Coke immediately tried to mitigate the damage with a blog post by its chief technical officer, Dr. Ed Hays, that said, in part: “At Coke, we believe a balanced diet and regular exercise are two key ingredients for a healthy lifestyle and that is reflected in both our long-term and short-term business actions.” 

That did not sit well with CBS medical contributor Dr. David Agus, for one, who in an interview called the lack of transparency “astounding.” “What you say and what you do have to be in line with each other. They are saying the right thing here, but they’re obviously not doing the right thing, and so we need to stand up to this” Agus said on “CBS This Morning.” 

Blair subsequently asked that the video be taken down from the GEBN website, stating that it “has been used by some to brand GEBN as a network focusing only on physical activity. This is not true and never has been true.” At the same time, he apologized to “top” nutrition experts working with GEBN, admitting that “my dismissal of diet as a cause of obesity did a disservice to their work.”

That action coincided with an apologetic op-ed by Coke CEO Muhtar Kent in the Wall Street Journal on Aug. 19. “I am disappointed that some actions we have taken to fund scientific research and health and well-being programs have served only to create more confusion and mistrust,” he wrote, pledging to “get focused on real change” and “to do this right.”

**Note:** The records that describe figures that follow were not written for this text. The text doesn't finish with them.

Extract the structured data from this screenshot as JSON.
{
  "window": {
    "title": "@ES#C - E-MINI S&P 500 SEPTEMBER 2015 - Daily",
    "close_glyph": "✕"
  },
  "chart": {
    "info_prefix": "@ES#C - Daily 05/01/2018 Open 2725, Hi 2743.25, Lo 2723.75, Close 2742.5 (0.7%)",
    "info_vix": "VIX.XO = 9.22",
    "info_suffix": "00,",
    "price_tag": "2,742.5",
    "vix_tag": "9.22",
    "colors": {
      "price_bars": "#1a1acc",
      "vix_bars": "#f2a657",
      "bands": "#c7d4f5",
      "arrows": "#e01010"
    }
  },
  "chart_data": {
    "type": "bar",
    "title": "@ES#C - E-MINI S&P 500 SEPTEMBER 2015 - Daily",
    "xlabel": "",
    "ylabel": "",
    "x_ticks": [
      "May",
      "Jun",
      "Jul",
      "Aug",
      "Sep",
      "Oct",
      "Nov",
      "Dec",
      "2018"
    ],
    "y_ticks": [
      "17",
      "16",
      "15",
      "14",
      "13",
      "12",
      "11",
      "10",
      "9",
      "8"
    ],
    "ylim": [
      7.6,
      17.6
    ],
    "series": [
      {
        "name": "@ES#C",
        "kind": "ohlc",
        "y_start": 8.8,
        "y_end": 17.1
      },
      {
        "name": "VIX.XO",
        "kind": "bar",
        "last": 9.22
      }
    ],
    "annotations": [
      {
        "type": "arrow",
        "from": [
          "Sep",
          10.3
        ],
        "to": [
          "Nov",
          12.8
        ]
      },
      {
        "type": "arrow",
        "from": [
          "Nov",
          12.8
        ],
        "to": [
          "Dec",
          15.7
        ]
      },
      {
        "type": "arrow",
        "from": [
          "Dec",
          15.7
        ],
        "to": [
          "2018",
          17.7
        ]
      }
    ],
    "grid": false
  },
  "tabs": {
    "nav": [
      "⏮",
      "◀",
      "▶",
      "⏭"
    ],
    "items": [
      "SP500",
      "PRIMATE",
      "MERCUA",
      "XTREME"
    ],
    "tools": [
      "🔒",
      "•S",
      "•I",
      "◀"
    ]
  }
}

Meanwhile, Coke this morning has another controversy unfolding, this time over a TV spot that “depicts whites introducing soda to ‘poor’ Mexicans,” the Washington Postreports.

“While drinking Coca-Cola and sharing bottles of the black bubbly stuff with unfortunate natives, they built just what a small Mexican community where many speak an indigenous language needed: A giant Christmas tree made out of red lights that look like bottle tops,” writes Justin Wm. Moyer.

The spot was removed from the company’s YouTube channel late Tuesday.